The reason appears to be pretty straightforward: cost. UnitedHealth UNH cut its earnings expectations for the year on Thursday, blaming the drop on the poor performance of the ACA-compliant plans, and provided an initial outlook for 2016. The company said fourth quarter earnings were likely to be $425 million lower than expected.
“In recent weeks, growth expectations for individual exchange participation have tempered industrywide, co-operatives have failed, and market data has signaled higher risks and more difficulties while our own claims experience has deteriorated, so we are taking this proactive step,” wrote Stephen Hemsley, CEO of UnitedHealth, in a statement.
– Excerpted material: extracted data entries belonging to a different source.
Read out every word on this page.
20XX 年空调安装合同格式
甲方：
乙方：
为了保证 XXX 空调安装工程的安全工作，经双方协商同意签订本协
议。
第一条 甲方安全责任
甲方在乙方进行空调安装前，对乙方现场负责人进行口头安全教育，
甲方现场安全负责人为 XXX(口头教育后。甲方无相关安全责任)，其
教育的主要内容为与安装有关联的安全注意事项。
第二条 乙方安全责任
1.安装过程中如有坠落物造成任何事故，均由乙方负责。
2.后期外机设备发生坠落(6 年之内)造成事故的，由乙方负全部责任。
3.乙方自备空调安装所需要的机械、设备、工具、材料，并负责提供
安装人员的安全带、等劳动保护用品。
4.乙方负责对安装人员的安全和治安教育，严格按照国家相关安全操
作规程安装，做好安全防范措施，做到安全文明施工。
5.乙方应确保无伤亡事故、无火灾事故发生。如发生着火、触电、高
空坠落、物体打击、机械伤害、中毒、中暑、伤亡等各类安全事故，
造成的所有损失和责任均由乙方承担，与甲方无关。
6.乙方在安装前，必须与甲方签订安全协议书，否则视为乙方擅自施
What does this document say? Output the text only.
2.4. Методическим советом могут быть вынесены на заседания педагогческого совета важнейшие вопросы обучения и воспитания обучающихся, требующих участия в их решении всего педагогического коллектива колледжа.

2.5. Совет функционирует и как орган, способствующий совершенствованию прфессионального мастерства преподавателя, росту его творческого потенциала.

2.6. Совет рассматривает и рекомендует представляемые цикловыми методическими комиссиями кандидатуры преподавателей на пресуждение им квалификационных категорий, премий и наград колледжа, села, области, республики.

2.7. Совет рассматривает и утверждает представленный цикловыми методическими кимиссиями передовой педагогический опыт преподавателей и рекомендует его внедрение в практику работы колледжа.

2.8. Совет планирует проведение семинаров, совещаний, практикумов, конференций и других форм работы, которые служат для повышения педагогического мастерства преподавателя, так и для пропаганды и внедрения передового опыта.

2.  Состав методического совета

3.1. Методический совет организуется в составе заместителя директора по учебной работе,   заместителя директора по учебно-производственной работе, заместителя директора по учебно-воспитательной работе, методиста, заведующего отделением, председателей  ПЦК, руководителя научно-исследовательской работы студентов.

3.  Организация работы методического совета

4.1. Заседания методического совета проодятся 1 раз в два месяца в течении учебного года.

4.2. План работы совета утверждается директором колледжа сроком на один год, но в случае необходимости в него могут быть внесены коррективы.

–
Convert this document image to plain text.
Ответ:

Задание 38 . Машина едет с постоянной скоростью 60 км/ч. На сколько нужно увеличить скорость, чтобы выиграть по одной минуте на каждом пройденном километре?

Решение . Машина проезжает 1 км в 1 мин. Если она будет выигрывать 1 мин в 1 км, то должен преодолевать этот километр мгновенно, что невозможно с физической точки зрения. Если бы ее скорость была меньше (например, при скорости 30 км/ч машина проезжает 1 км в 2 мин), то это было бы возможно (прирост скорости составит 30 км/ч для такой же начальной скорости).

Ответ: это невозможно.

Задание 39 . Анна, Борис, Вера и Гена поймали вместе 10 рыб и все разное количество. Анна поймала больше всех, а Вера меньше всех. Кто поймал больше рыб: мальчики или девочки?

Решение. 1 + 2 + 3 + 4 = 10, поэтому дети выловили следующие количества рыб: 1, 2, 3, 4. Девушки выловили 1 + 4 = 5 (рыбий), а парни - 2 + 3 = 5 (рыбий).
If the insurer does forego ACA plans, it would be a significant hit to Obamacare, one of President Obama’s signature achievements in office. And it raises concerns about the economics of the health insurance offering. If the U.S.’s biggest insurer can’t make these plans work, then other insurers are likely struggling, as well. It also raises the prospect of an exodus by insurers out of the Obamacare program.
Still, UnitedHealth, despite its size overall, has a relatively small exposure to ACA. The company covers less than 550,000 people under Obamacare, or just 6% of the nearly 9.9 million who are insured by marketplace plans. Its stock fell 3.5% as of 10:50 a.m. ET following the news. Other large insurers, including Anthem ANTM , Aetna AET , and Cigna CI , also declined in early trading.